U.S. footwear sales decreased in mid-single-digits and apparel and accessory sales decreased in double-digits. On the U.S. footwear side, the men's business decreased in mid-single-digits, kids decreased low-single-digits and women's decreased in low-double-digits. Men's basketball and running sales were said to be positive, with very solid gains in Marquee styles.  Sales were also very strong at the lower price canvas category, “led by various Chuck Taylor assortments.”  Men's footwear sales in the Classics category continued to trend down, with the exception of premier assortments from Nike.  When asked by an analyst if the category had bottomed out, company Chairman and CEO Matt Serra replied, “I don't think they could go any lower.”

Sales in the fashion athletic category, dominated by low-profile styles, and boot sales were also extremely weak.
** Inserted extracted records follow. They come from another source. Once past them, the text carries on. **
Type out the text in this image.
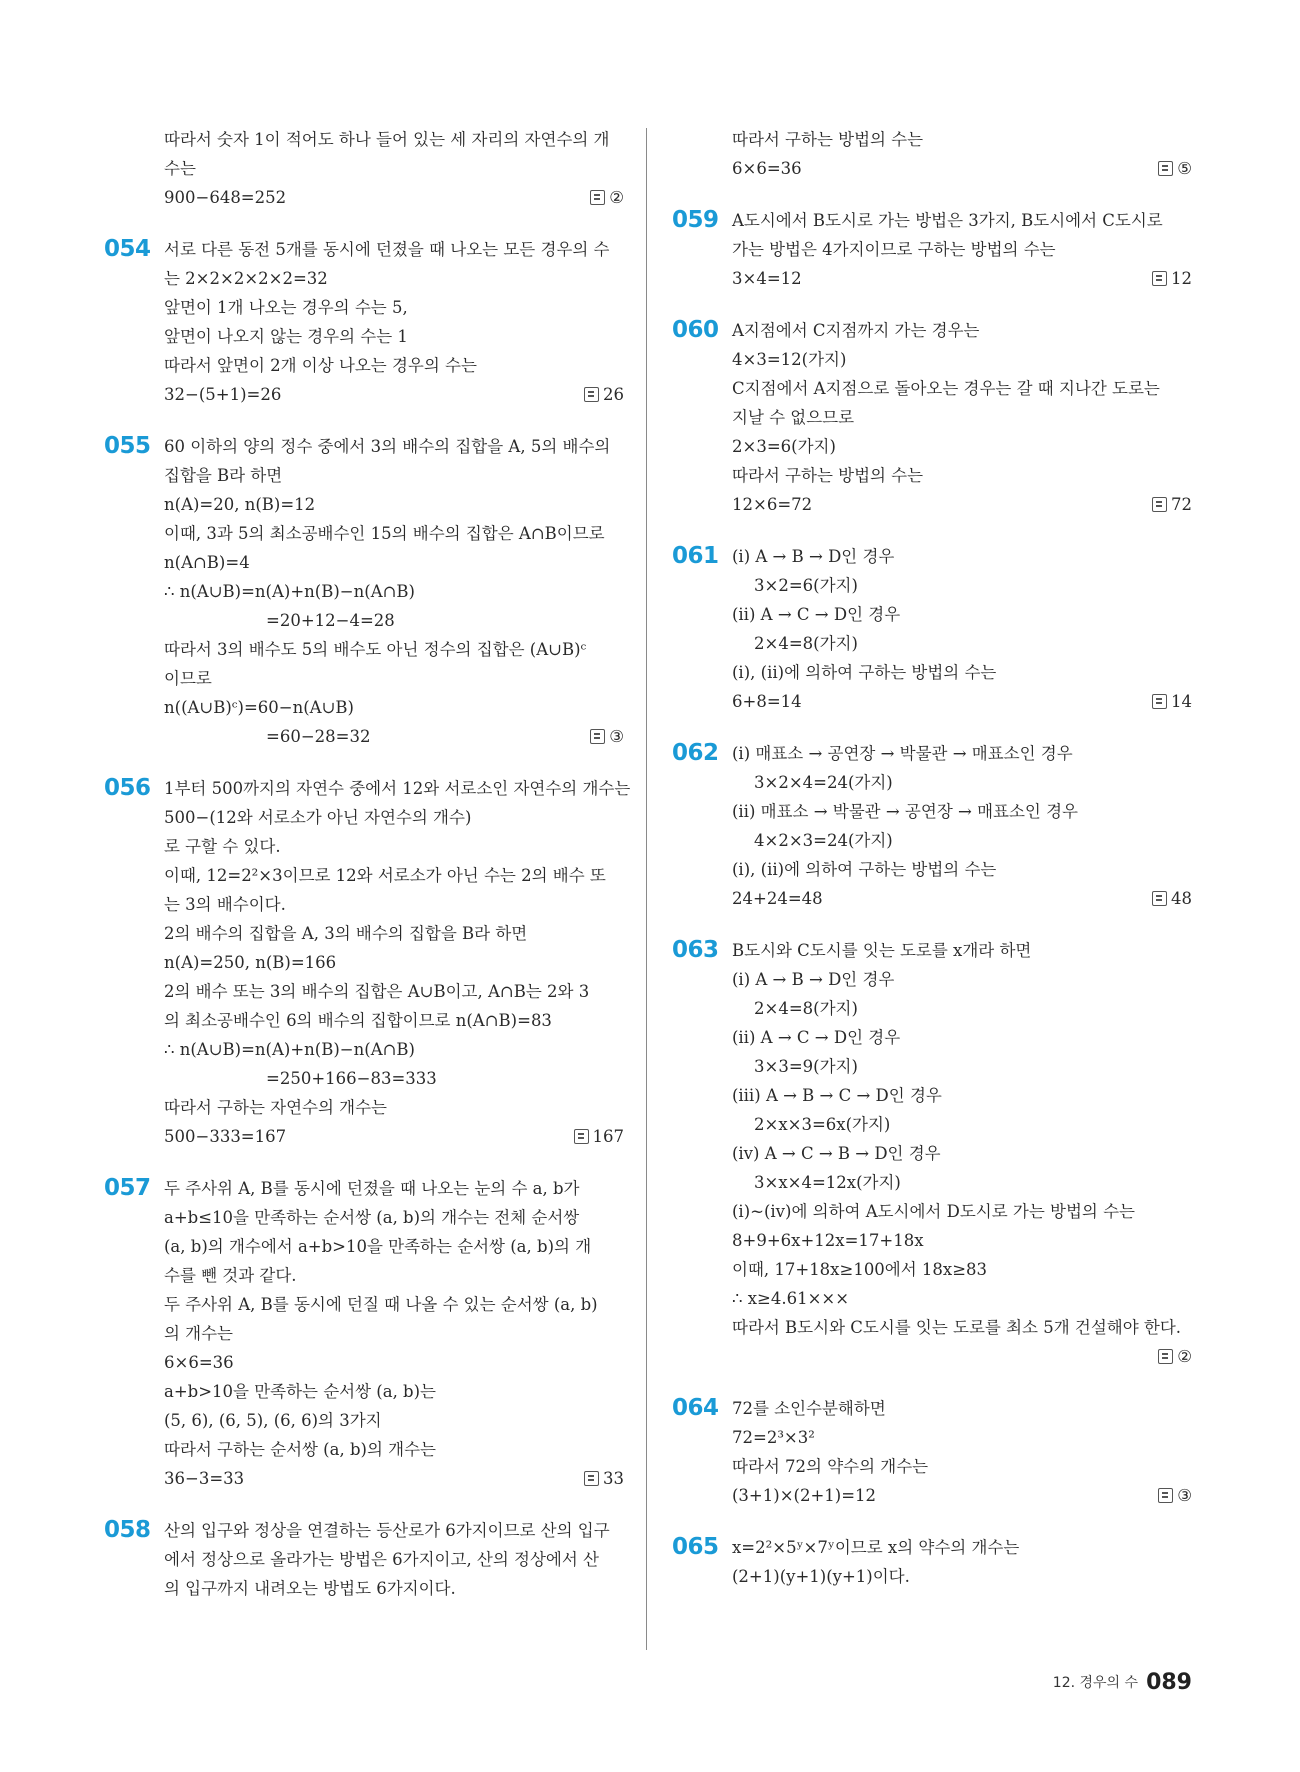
따라서 숫자 1이 적어도 하나 들어 있는 세 자리의 자연수의 개
수는
900−648=252	②
054 서로 다른 동전 5개를 동시에 던졌을 때 나오는 모든 경우의 수
는 2×2×2×2×2=32
앞면이 1개 나오는 경우의 수는 5,
앞면이 나오지 않는 경우의 수는 1
따라서 앞면이 2개 이상 나오는 경우의 수는
32−(5+1)=26	26
055 60 이하의 양의 정수 중에서 3의 배수의 집합을 A, 5의 배수의
집합을 B라 하면
n(A)=20, n(B)=12
이때, 3과 5의 최소공배수인 15의 배수의 집합은 A∩B이므로
n(A∩B)=4
∴ n(A∪B)=n(A)+n(B)−n(A∩B)
=20+12−4=28
따라서 3의 배수도 5의 배수도 아닌 정수의 집합은 (A∪B)ᶜ
이므로
n((A∪B)ᶜ)=60−n(A∪B)
=60−28=32	③
056 1부터 500까지의 자연수 중에서 12와 서로소인 자연수의 개수는
500−(12와 서로소가 아닌 자연수의 개수)
로 구할 수 있다.
이때, 12=2²×3이므로 12와 서로소가 아닌 수는 2의 배수 또
는 3의 배수이다.
2의 배수의 집합을 A, 3의 배수의 집합을 B라 하면
n(A)=250, n(B)=166
2의 배수 또는 3의 배수의 집합은 A∪B이고, A∩B는 2와 3
의 최소공배수인 6의 배수의 집합이므로 n(A∩B)=83
∴ n(A∪B)=n(A)+n(B)−n(A∩B)
=250+166−83=333
따라서 구하는 자연수의 개수는
500−333=167	167
057 두 주사위 A, B를 동시에 던졌을 때 나오는 눈의 수 a, b가
a+b≤10을 만족하는 순서쌍 (a, b)의 개수는 전체 순서쌍
(a, b)의 개수에서 a+b>10을 만족하는 순서쌍 (a, b)의 개
수를 뺀 것과 같다.
두 주사위 A, B를 동시에 던질 때 나올 수 있는 순서쌍 (a, b)
의 개수는
6×6=36
a+b>10을 만족하는 순서쌍 (a, b)는
(5, 6), (6, 5), (6, 6)의 3가지
따라서 구하는 순서쌍 (a, b)의 개수는
36−3=33	33
058 산의 입구와 정상을 연결하는 등산로가 6가지이므로 산의 입구
에서 정상으로 올라가는 방법은 6가지이고, 산의 정상에서 산
의 입구까지 내려오는 방법도 6가지이다.
따라서 구하는 방법의 수는
6×6=36	⑤
059 A도시에서 B도시로 가는 방법은 3가지, B도시에서 C도시로
가는 방법은 4가지이므로 구하는 방법의 수는
3×4=12	12
060 A지점에서 C지점까지 가는 경우는
4×3=12(가지)
C지점에서 A지점으로 돌아오는 경우는 갈 때 지나간 도로는
지날 수 없으므로
2×3=6(가지)
따라서 구하는 방법의 수는
12×6=72	72
061 (ⅰ) A → B → D인 경우
3×2=6(가지)
(ⅱ) A → C → D인 경우
2×4=8(가지)
(ⅰ), (ⅱ)에 의하여 구하는 방법의 수는
6+8=14	14
062 (ⅰ) 매표소 → 공연장 → 박물관 → 매표소인 경우
3×2×4=24(가지)
(ⅱ) 매표소 → 박물관 → 공연장 → 매표소인 경우
4×2×3=24(가지)
(ⅰ), (ⅱ)에 의하여 구하는 방법의 수는
24+24=48	48
063 B도시와 C도시를 잇는 도로를 x개라 하면
(ⅰ) A → B → D인 경우
2×4=8(가지)
(ⅱ) A → C → D인 경우
3×3=9(가지)
(ⅲ) A → B → C → D인 경우
2×x×3=6x(가지)
(ⅳ) A → C → B → D인 경우
3×x×4=12x(가지)
(ⅰ)~(ⅳ)에 의하여 A도시에서 D도시로 가는 방법의 수는
8+9+6x+12x=17+18x
이때, 17+18x≥100에서 18x≥83
∴ x≥4.61×××
따라서 B도시와 C도시를 잇는 도로를 최소 5개 건설해야 한다.
②
064 72를 소인수분해하면
72=2³×3²
따라서 72의 약수의 개수는
(3+1)×(2+1)=12	③
065 x=2²×5ʸ×7ʸ이므로 x의 약수의 개수는
(2+1)(y+1)(y+1)이다.
12. 경우의 수 089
Average footwear selling prices in the U.S. decreased about 1% versus last year, adversely impacted by a higher markdown rate which management said is more than offset by the positive shift towards selling a greater percentage of higher priced footwear.  U.S. apparel sales continued to be weak, extending the trend that FL said they had experienced all year.  Apparel sales were weak across almost all categories, including licensed, branded and private label.
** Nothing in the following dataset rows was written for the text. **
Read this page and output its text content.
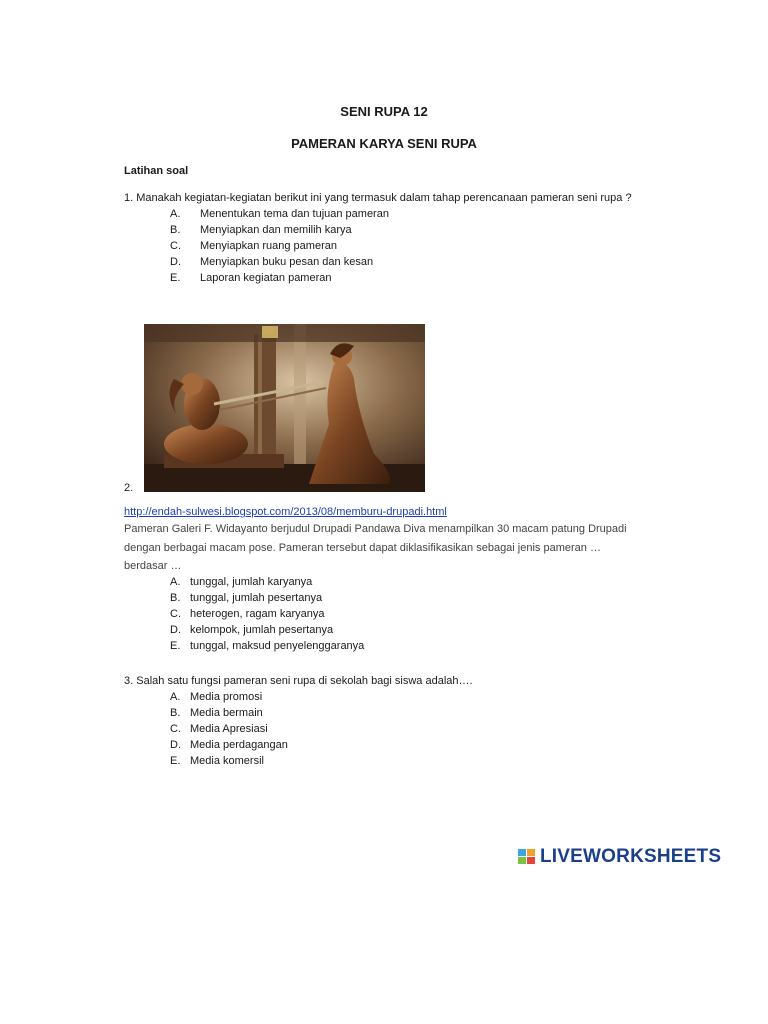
SENI RUPA 12
PAMERAN KARYA SENI RUPA
Latihan soal
1. Manakah kegiatan-kegiatan berikut ini yang termasuk dalam tahap perencanaan pameran seni rupa ?
A. Menentukan tema dan tujuan pameran
B. Menyiapkan dan memilih karya
C. Menyiapkan ruang pameran
D. Menyiapkan buku pesan dan kesan
E. Laporan kegiatan pameran
2.
http://endah-sulwesi.blogspot.com/2013/08/memburu-drupadi.html
Pameran Galeri F. Widayanto berjudul Drupadi Pandawa Diva menampilkan 30 macam patung Drupadi
dengan berbagai macam pose. Pameran tersebut dapat diklasifikasikan sebagai jenis pameran …
berdasar …
A. tunggal, jumlah karyanya
B. tunggal, jumlah pesertanya
C. heterogen, ragam karyanya
D. kelompok, jumlah pesertanya
E. tunggal, maksud penyelenggaranya
3. Salah satu fungsi pameran seni rupa di sekolah bagi siswa adalah….
A. Media promosi
B. Media bermain
C. Media Apresiasi
D. Media perdagangan
E. Media komersil
LIVEWORKSHEETS
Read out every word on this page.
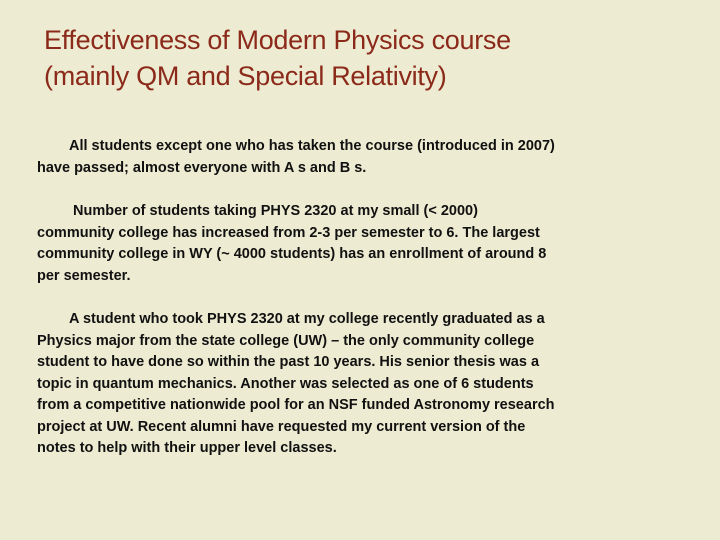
Effectiveness of Modern Physics course
(mainly QM and Special Relativity)

All students except one who has taken the course (introduced in 2007)
have passed; almost everyone with A s and B s.

Number of students taking PHYS 2320 at my small (< 2000)
community college has increased from 2-3 per semester to 6. The largest
community college in WY (~ 4000 students) has an enrollment of around 8
per semester.

A student who took PHYS 2320 at my college recently graduated as a
Physics major from the state college (UW) – the only community college
student to have done so within the past 10 years. His senior thesis was a
topic in quantum mechanics. Another was selected as one of 6 students
from a competitive nationwide pool for an NSF funded Astronomy research
project at UW. Recent alumni have requested my current version of the
notes to help with their upper level classes.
While Mr. Serra said that Geox has turned out to be a very pleasant surprise, they don’t really see the brown shoe piece as a very large piece of the business going forward.  “We're basically sticking with our long-term strategy of being [an] athletic footwear and apparel store,” said Serra.

In Europe, management said that both footwear and apparel contributed to the mid-single-digit comp store sales decline, with both businesses decreasing in mid-singles for the period.  Similar to the U.S. business, Serra said they continue to see “encouraging signs that the higher priced technical running footwear is coming back into fashion.”  He said they generated “strong gains” in men's Marquee running, men's basketball and tennis footwear. He described the trend in low-profile product as being in a “steep decline.”

Average selling prices in Europe declined low-single-digits, reflecting the higher markdown rates that were required to liquidate some of the slower selling casual footwear styles.

Canada sales comped down in low-single-digits, but the division's profit was “in line with last year” and continues to run at a “very solid double-digit margin rate.” 

Foot Locker generated its highest sales and profit percentage increases in the Asia-Pacific division, which posted “very solid results all year on top of a strong year in 2006.” Foot Locker Australia increased in high-single-digits. Serra said the fourth quarter was “particularly rewarding” in the division as profit rates approached double-digits.